Spike Lee con questo film cita in giudizio la morale della nostra società, e a sentenziare il verdetto saremo noi, la società stessa. Le pressioni che il protagonista deve sopportare per la scelta finale, l’interessamento dei molti, non sono neppure in minima parte una forma di filantropia, anzi, sono egoismo allo stato puro, il buon Jesus stesso vi dirà cosa ne pensa. Tutte le difficoltà emergono da sé, i conflitti, i contrasti, non hanno nulla di criptato o ostico per il comprendonio generale, anzi, masticano una lingua alla portata di tutti, e badate bene, non ho detto molti, ma tutti, cosicché ognuno di noi possa trarre la medesima conclusione.
Lo sport, il basket per essere esatti, altro non è se non un mezzo per raccontarci una storia ben diversa, per diffondere un messaggio ben diverso. Questo non è un film sul basket, non è un semplice film che parla del riscatto di un nero cresciuto in una famigli disagiata, no. Questo è un film drammatico all’ennesima potenza, non ci scappa la lacrima, certo, ma di sicuro un sorriso è l’ultima cosa che pensereste di fare. Diciamo che il basket è come se fosse un campo, dove si sfidano la finzione cinematografica e la critica morale.
Denzel Washington nei panni di Jake non esalta, piatta e lineare la sua performance, colpa forse di un personaggio che si deprotagonizza da sé a favore dell’intero spettacolo. Bene invece per l’allora giovane Milla Jovovich, il talento lo si scorge seppur appaia per breve tempo. Ray Allen si commenta da solo: Mr. Candymanrecita da dio, consci del fatto che lui in realtà non sia nato per fare l’attore, anzi…
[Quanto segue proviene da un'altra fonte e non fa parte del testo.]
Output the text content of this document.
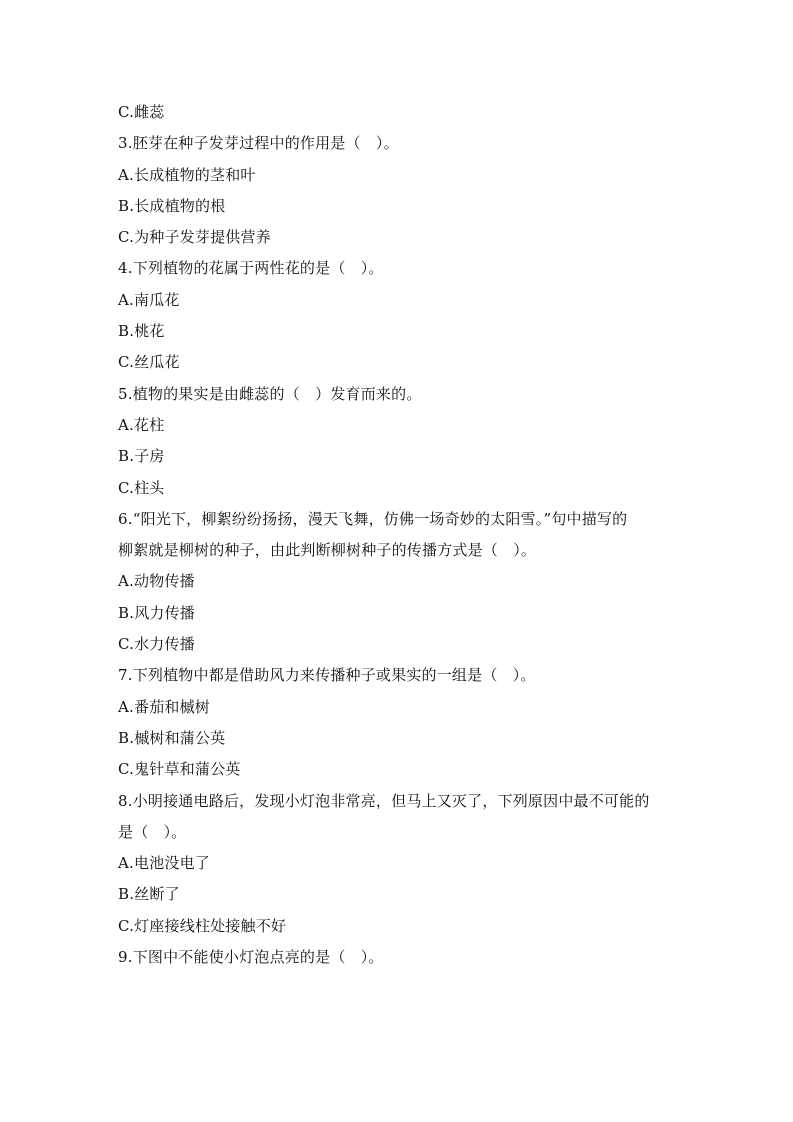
C.雌蕊
3.胚芽在种子发芽过程中的作用是（　）。
A.长成植物的茎和叶
B.长成植物的根
C.为种子发芽提供营养
4.下列植物的花属于两性花的是（　）。
A.南瓜花
B.桃花
C.丝瓜花
5.植物的果实是由雌蕊的（　）发育而来的。
A.花柱
B.子房
C.柱头
6.“阳光下，柳絮纷纷扬扬，漫天飞舞，仿佛一场奇妙的太阳雪。”句中描写的
柳絮就是柳树的种子，由此判断柳树种子的传播方式是（　）。
A.动物传播
B.风力传播
C.水力传播
7.下列植物中都是借助风力来传播种子或果实的一组是（　）。
A.番茄和槭树
B.槭树和蒲公英
C.鬼针草和蒲公英
8.小明接通电路后，发现小灯泡非常亮，但马上又灭了，下列原因中最不可能的
是（　）。
A.电池没电了
B.丝断了
C.灯座接线柱处接触不好
9.下图中不能使小灯泡点亮的是（　）。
Spike Lee in questo film si contraddice. Una volta a Milano disse: “Ho sempre ambito, nel caso in cui avessi avuto successo, a tentare di fare un ritratto più veritiero, al negativo e al positivo, degli afroamericani. Non credo che sia necessariamente veritiero, né d'altro canto ha grossa tensione drammatica, un mondo in cui la gente è buona o cattiva al 100%”; ma in He Got Game la tensione drammatica ha un fortissimo peso e, parlando di percentuali, qui si è buoni e cattivi al 50%, cosa sorprendentemente insolita e piacevole. Jake è un finto cattivo o, per meglio dire, un cattivo dal cuore buono: la sua personalità è tra le più ambigue, violento a fin di bene e pacato nel tramare. Jesus, suo figlio, nelle mani di Spike è un ordigno letale, svuotato dai semplici valori della competizione sportiva e dell’infanzia felice per essere sovraccaricato di responsabilità, pressioni, tensioni e forti critiche alla pubblica morale. Il nome di Jesus sarà emblematico nel film, e di certo non sarò io a dirvi in che accezione esso è posto, ma una cosa è certa: non è facile per così come vorrebbe essere pensato, ovviamente.